Der stellvertretende Fraktionschef der CDU, Michael Fuchs, schlug zudem einen Ausstieg aus staatlichen Konjunkturprogrammen vor. Weil die Wirtschaft so stark zulege, müsse man jetzt darüber nachdenken, die Kurzarbeit früher als geplant zu beenden, sagte er. Ansonsten gebe es zu viele Mitnahmeeffekte im Aufschwung. "Das Geld lässt sich besser verwenden", so Fuchs. Darüber hinaus fordert er einen schnellen Ausstieg auch aus anderen Hilfsmaßnahmen.

Kurzarbeit früher beenden

Egal ob Deutschlandfonds für die Unternehmen oder Bankenrettungsfonds Soffin, alles gehöre jetzt auf den Prüfstand, sagte Fuchs. Mit dem gesparten Geld solle lieber die Haushaltskonsolidierung vorangetrieben werden. Er sei "sehr optimistisch, dass wir die Wachstumsprognose des Bundeswirtschaftsministers von 1,4 Prozent für dieses Jahr um mindestens das Doppelte übertreffen", fügte Fuchs hinzu.

Die Opposition sieht den rigorosen Sparkurs kritisch. In der Bild-Zeitung verlangte der haushaltspolitische Sprecher der SPD-Bundestagsfraktion, Carsten Schneider, eine neue soziale Ausrichtung und mahnte die Koalition, die Belastung der gesellschaftlichen Gruppen der Wirtschaftsentwicklung anzupassen.

Elf Milliarden Euro mehr

Im zweiten Quartal trieben kräftige Exporte und anziehende Investitionen das Bruttoinlandsprodukt um 2,2 Prozent überraschend deutlich voran.
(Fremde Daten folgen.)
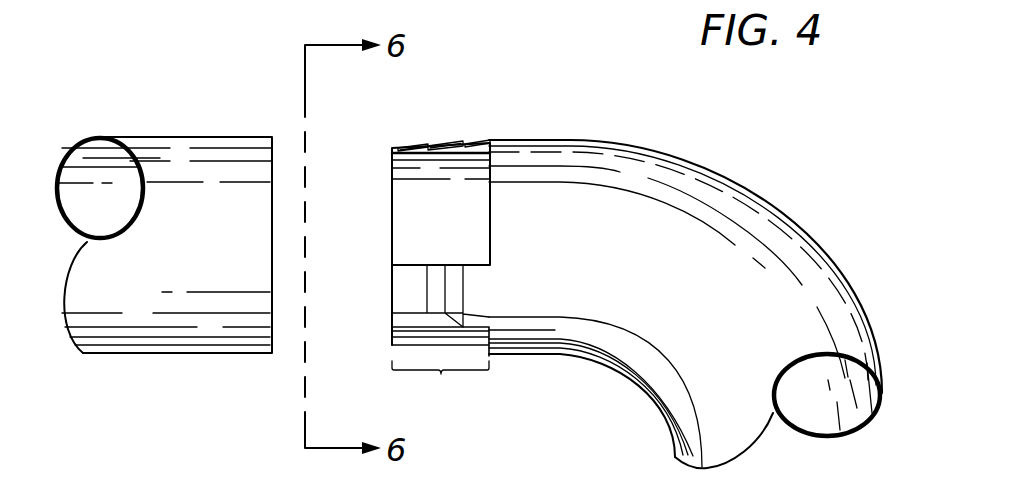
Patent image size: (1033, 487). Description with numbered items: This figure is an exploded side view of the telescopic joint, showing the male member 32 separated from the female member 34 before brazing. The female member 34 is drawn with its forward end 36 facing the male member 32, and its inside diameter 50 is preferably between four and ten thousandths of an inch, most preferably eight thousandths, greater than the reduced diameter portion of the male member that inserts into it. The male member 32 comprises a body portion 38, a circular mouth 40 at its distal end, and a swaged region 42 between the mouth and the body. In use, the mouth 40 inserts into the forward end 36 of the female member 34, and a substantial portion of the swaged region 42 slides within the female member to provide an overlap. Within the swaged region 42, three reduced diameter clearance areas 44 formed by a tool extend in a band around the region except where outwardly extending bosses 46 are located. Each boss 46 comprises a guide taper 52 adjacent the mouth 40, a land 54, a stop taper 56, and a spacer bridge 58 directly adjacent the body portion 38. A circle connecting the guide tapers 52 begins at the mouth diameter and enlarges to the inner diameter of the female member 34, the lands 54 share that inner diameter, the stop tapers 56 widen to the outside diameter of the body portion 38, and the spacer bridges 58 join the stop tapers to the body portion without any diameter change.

The male member 32 is at (616, 128).
The female member 34 is at (186, 110).
The forward end 36 is at (274, 167).
The body portion 38 is at (703, 205).
The mouth 40 is at (392, 204).
The swaged region 42 is at (441, 374).
The clearance areas 44 is at (400, 330).
The bosses 46 is at (442, 138).
The inside diameter 50 is at (88, 163).
The guide taper 52 is at (405, 148).
The land 54 is at (437, 147).
The stop taper 56 is at (455, 145).
The spacer bridge 58 is at (475, 143).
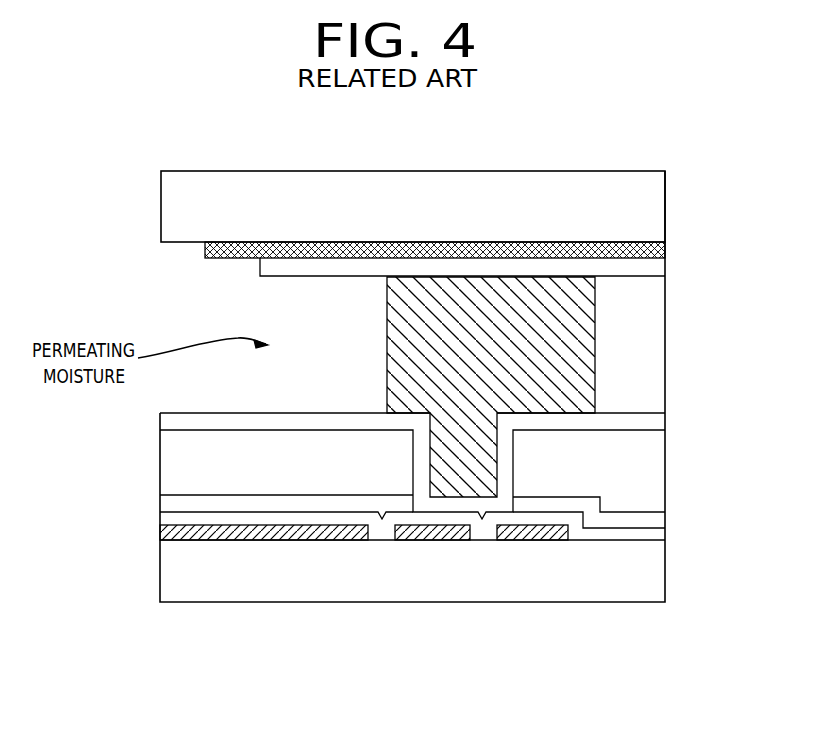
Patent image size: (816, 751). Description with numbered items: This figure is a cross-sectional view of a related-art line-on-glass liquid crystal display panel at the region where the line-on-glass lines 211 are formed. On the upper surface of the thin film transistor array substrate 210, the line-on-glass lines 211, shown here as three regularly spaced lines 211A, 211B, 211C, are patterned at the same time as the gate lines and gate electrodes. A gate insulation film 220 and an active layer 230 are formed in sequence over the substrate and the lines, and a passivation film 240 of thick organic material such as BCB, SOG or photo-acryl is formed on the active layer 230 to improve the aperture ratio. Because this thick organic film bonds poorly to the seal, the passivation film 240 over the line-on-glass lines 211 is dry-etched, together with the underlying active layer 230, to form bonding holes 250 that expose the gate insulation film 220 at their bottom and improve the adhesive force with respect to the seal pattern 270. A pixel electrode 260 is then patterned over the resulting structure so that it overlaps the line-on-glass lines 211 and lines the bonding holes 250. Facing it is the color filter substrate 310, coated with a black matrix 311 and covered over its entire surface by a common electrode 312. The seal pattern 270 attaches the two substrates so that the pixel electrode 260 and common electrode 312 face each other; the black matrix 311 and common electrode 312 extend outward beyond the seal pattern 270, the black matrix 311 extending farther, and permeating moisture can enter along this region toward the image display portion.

The color filter substrate 310 is at (657, 201).
The black matrix 311 is at (666, 250).
The common electrode 312 is at (657, 271).
The seal pattern 270 is at (580, 342).
The pixel electrode 260 is at (655, 425).
The bonding holes 250 is at (453, 459).
The passivation film 240 is at (655, 462).
The active layer 230 is at (655, 518).
The gate insulation film 220 is at (655, 537).
The thin film transistor array substrate 210 is at (655, 587).
The line-on-glass lines 211 is at (364, 616).
The line-on-glass line 211A is at (332, 541).
The line-on-glass line 211B is at (433, 541).
The line-on-glass line 211C is at (532, 591).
Ein solches Plus hat es seit Einführung der gesamtdeutschen Statistik 1991 noch nicht gegeben, wie das Statistische Bundesamt an diesem Freitag erklärte.

Das hohe Wirtschaftswachstum lässt die Steuereinnahmen von Bund, Ländern und Gemeinden deutlich steigen. "Die Steuereinnahmen werden im laufenden Jahr mindestens um elf Milliarden Euro über dem liegen, was die Steuerschätzer bisher erwartet hatten", sagte Alfred Boss vom Kieler Institut für Weltwirtschaft der Rheinischen Post.

Der Arbeitskreis Steuerschätzung hatte im Mai für Bund, Länder und Kommunen 510 Milliarden Euro Steuereinnahmen prognostiziert. Für das kommende Jahr erwartet der Experte sogar 15 Milliarden mehr, wenn die Regierung das Sparpaket unverändert lässt. Die Steuerschätzer hatten für 2011 bislang 515 Milliarden erwartet.

Das Institut für Arbeitsmarkt- und Berufsforschung (IAB) der Bundesagentur für Arbeit wird zudem seine Arbeitslosen-Prognose für das laufende Jahr von durchschnittlich 3,5 Millionen auf 3,2 bis 3,3 Millionen reduzieren, wie die Arbeitsmarktexpertin Sabine Klinger der Berliner Zeitung sagte.